Origin and Distribution
The crapemyrtle bark scale is native to Asia, and had previously been reported from China, Japan, and Korea. In its native range, it has been reported on plants from 16 different genera and 13 families, most notable persimmon and pomegranate.
Since its introduction, crapemyrtle bark scale has spread across most of the southeastern United States. Human transport on infested nursery material likely accounts for the long distance spread of the scale. Short distance spread likely occurs via wind or by hitchhiking on birds, mammals and larger flying insects.
Habitat & Hosts
Crapemyrtle bark scale is found almost exclusively on the bark. Within a tree, first stage crawler numbers are similar on both upper and lower branches, based on trapping on 12 trees in College Station TX throughout one season (Vafaie et al., 2015).

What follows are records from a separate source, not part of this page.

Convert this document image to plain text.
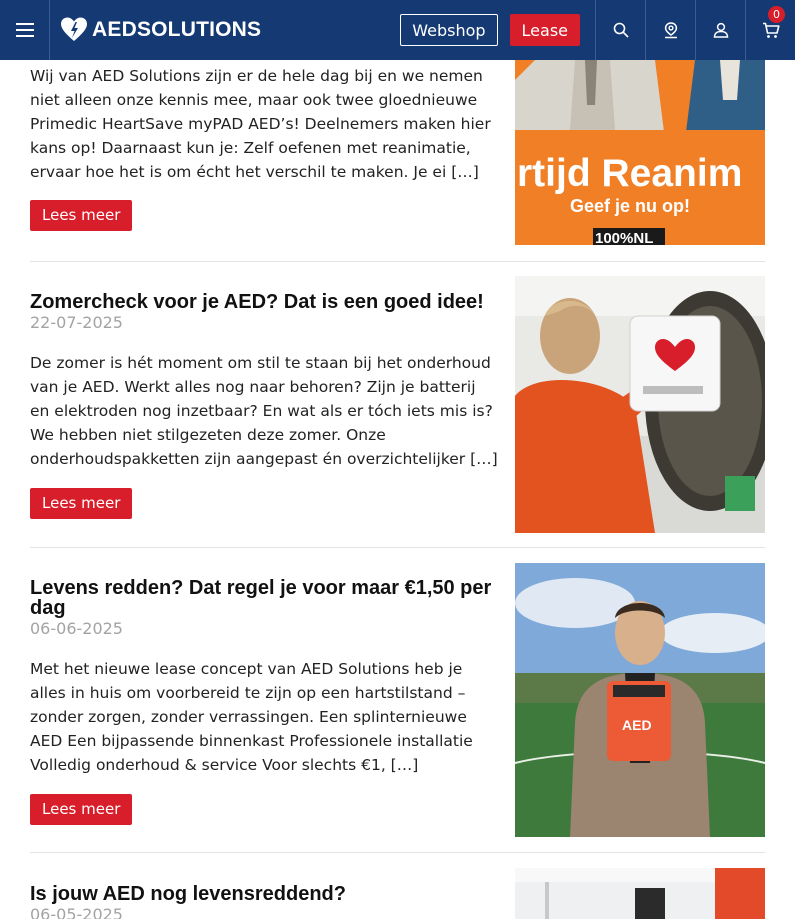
AEDSOLUTIONS	Webshop	Lease
0
Wij van AED Solutions zijn er de hele dag bij en we nemen niet alleen onze kennis mee, maar ook twee gloednieuwe Primedic HeartSave myPAD AED’s! Deelnemers maken hier kans op! Daarnaast kun je: Zelf oefenen met reanimatie, ervaar hoe het is om écht het verschil te maken. Je ei […]
Lees meer
rtijd Reanim
Geef je nu op!
100%NL
Zomercheck voor je AED? Dat is een goed idee!
22-07-2025
De zomer is hét moment om stil te staan bij het onderhoud van je AED. Werkt alles nog naar behoren? Zijn je batterij en elektroden nog inzetbaar? En wat als er tóch iets mis is? We hebben niet stilgezeten deze zomer. Onze onderhoudspakketten zijn aangepast én overzichtelijker […]
Lees meer
Levens redden? Dat regel je voor maar €1,50 per dag
06-06-2025
Met het nieuwe lease concept van AED Solutions heb je alles in huis om voorbereid te zijn op een hartstilstand – zonder zorgen, zonder verrassingen. Een splinternieuwe AED Een bijpassende binnenkast Professionele installatie Volledig onderhoud & service Voor slechts €1, […]
Lees meer
AED
Is jouw AED nog levensreddend?
06-05-2025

In the U.S., crapemyrtle bark scale has been seen primarily on crapemyrtle (Lagerstromia spp.), but also more recently confirmed on American beautyberry (Callicarpa americana.). Based on the literature from its native range (Wang et al. 2016a), crapemyrtle bark scale may be found on additional plant families. Although not yet confirmed, some additional plant hosts of crapemyrtle bark scale may include:
(Click scientific name for distribution in the U.S.)
- Pomegranate (Punica granatum)
- Axlewood (Anogeissus sp.)
- Japanese/Littleleaf Box (Buxus microphylla)
- Chinese Hackberry (Celtis sinensis)
- Sissoo/Indian Rosewood (Dalbergia sp.)
- Japanese/Kaki/Asian Persimmon (Diospyros kaki)
- Common Fig (Ficus carica)
- Needlebush (Glochidion puberum)
- Soybean (Glycine max)
- Border privet (Ligustrum obtusifolium)
- Mallotus japonicus
- Paradise apple (Malus pumila)
- Myrtle (Myrtus sp.)
- Raspberries, blackberries, dewberries, etc. (Rubus sp.)
After hatching, the scale emerging from the egg is called a crawler. This first life stage (1st instar) is mobile and is the only stage that can disperse (via wind or animal transport). Once settled on the tree, the crawler remains in the same spot for the remainder of its immature life. Nymphs actively feed and produce honeydew. Mature female adults form a waxy protective covering (ovisac), mate with a male scale, and begin laying eggs. Females lay between 114 to 320 eggs in their lifetime (Jiang et al. 1998) and die in the egg sac. Upon completing their immature lifecycle, males pupate within the adult scale cover, and emerge as a winged adult.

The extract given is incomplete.